Novo presidente da Câmara foi pilhado intermediando transações com doleiro

Josias de Souza

07/05/2016 04h19

A decisão do STF de afastar Eduardo Cunha do exercício do mandato e da presidência da Câmara trouxe alívio e apreensão. Retirou da linha de sucessão da Presidência da República um personagem que faz da Câmara "um balcão de negócios", representa "risco para as investigações" da Lava Jato e "conspira contra a própria dignidade da instituição." Mas trouxe à boca do palco outro deputado duro de roer: Waldir Maranhão (PP-MA). Vem a ser o número dois da mesa diretora da Câmara. Membro da milícia parlamentar de Cunha, é ele quem está no comando.

Waldir Maranhão responde a um par de inquéritos no STF —ambos por suspeita de corrupção e lavagem de dinheiro. Num esquema, revelado pela Lava Jato, o substituto de Cunha foi citado pelo doleiro-delator Alberto Yousseff, preso em Curitiba, como um dos parlamentares do PP "cuja posição era de menor relevância dentro do partido e que recebiam entre R$ 30 mil e R$ 150 mil por mês" de mesada proveniente do petrolão.

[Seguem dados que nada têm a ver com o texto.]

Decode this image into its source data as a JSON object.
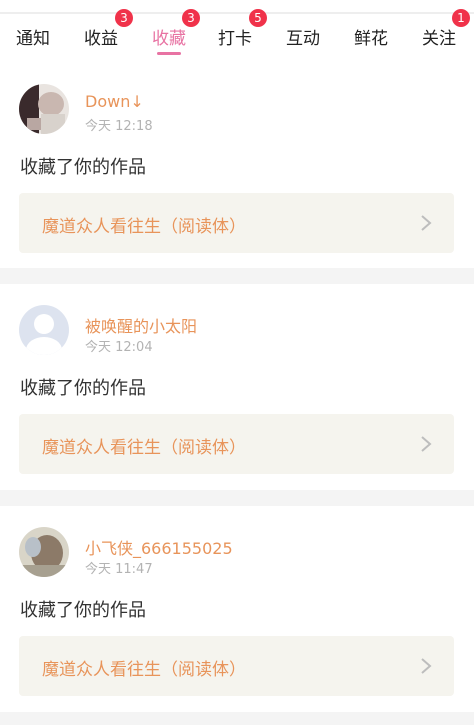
{
  "tabs": [
    {
      "label": "通知",
      "badge": "",
      "active": false
    },
    {
      "label": "收益",
      "badge": "3",
      "active": false
    },
    {
      "label": "收藏",
      "badge": "3",
      "active": true
    },
    {
      "label": "打卡",
      "badge": "5",
      "active": false
    },
    {
      "label": "互动",
      "badge": "",
      "active": false
    },
    {
      "label": "鲜花",
      "badge": "",
      "active": false
    },
    {
      "label": "关注",
      "badge": "1",
      "active": false
    }
  ],
  "notifications": [
    {
      "username": "Down↓",
      "time": "今天 12:18",
      "action": "收藏了你的作品",
      "work_title": "魔道众人看往生（阅读体）"
    },
    {
      "username": "被唤醒的小太阳",
      "time": "今天 12:04",
      "action": "收藏了你的作品",
      "work_title": "魔道众人看往生（阅读体）"
    },
    {
      "username": "小飞侠_666155025",
      "time": "今天 11:47",
      "action": "收藏了你的作品",
      "work_title": "魔道众人看往生（阅读体）"
    }
  ],
  "colors": {
    "accent": "#e873a3",
    "badge": "#f0324a",
    "username": "#e8945a",
    "work_bg": "#f5f4ee"
  }
}
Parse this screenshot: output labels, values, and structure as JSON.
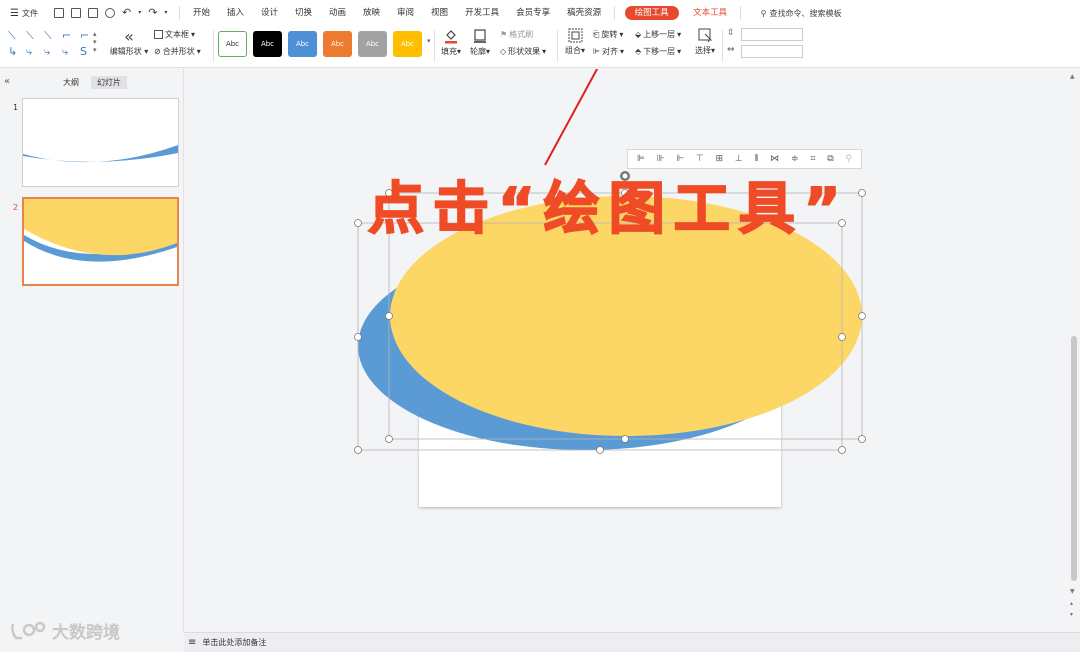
{
  "menubar": {
    "file_label": "文件",
    "tabs": [
      "开始",
      "插入",
      "设计",
      "切换",
      "动画",
      "放映",
      "审阅",
      "视图",
      "开发工具",
      "会员专享",
      "稿壳资源"
    ],
    "drawing_tool_tab": "绘图工具",
    "text_tool_tab": "文本工具",
    "search_label": "查找命令、搜索模板"
  },
  "ribbon": {
    "edit_shape": "编辑形状",
    "text_box": "文本框",
    "merge_shape": "合并形状",
    "styles": [
      {
        "label": "Abc",
        "bg": "#ffffff",
        "fg": "#333333",
        "border": "#5fae5a"
      },
      {
        "label": "Abc",
        "bg": "#000000",
        "fg": "#ffffff",
        "border": "#000000"
      },
      {
        "label": "Abc",
        "bg": "#4e90d6",
        "fg": "#ffffff",
        "border": "#4e90d6"
      },
      {
        "label": "Abc",
        "bg": "#ec7a31",
        "fg": "#ffffff",
        "border": "#ec7a31"
      },
      {
        "label": "Abc",
        "bg": "#a2a2a2",
        "fg": "#ffffff",
        "border": "#a2a2a2"
      },
      {
        "label": "Abc",
        "bg": "#fdbf00",
        "fg": "#ffffff",
        "border": "#fdbf00"
      }
    ],
    "fill": "填充",
    "outline": "轮廓",
    "format_painter": "格式刷",
    "shape_effect": "形状效果",
    "group": "组合",
    "rotate": "旋转",
    "align": "对齐",
    "bring_forward": "上移一层",
    "send_backward": "下移一层",
    "select": "选择"
  },
  "leftpanel": {
    "tab_outline": "大纲",
    "tab_slides": "幻灯片",
    "slides": [
      "1",
      "2"
    ]
  },
  "annotation": "点击“绘图工具”",
  "statusbar": {
    "notes_placeholder": "单击此处添加备注"
  },
  "watermark": "大数跨境",
  "colors": {
    "accent": "#e6492d",
    "ellipse_yellow": "#fdd766",
    "ellipse_blue": "#5b9bd5",
    "handle": "#777777"
  }
}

Noutro esquema, desbaratado pela Operação Miqueias, uma parceria da Polícia Federal com o Ministério Público do Distrito Federal, o substituto interino de Cunha foi pilhado relacionando-se com outro doleiro: Fayed Traboulsi, preso em 2013 sob a suspeita de fraudar fundos de pensão de Estados e municípios em mais de R$ 300 milhões por meio da venda de títulos podres. A voz do deputado soou em interceptações telefônicas feitas com autorização judicial. Nelas, Maranhão conversa com o doleiro sobre os negócios tachados pela PF de ilegais.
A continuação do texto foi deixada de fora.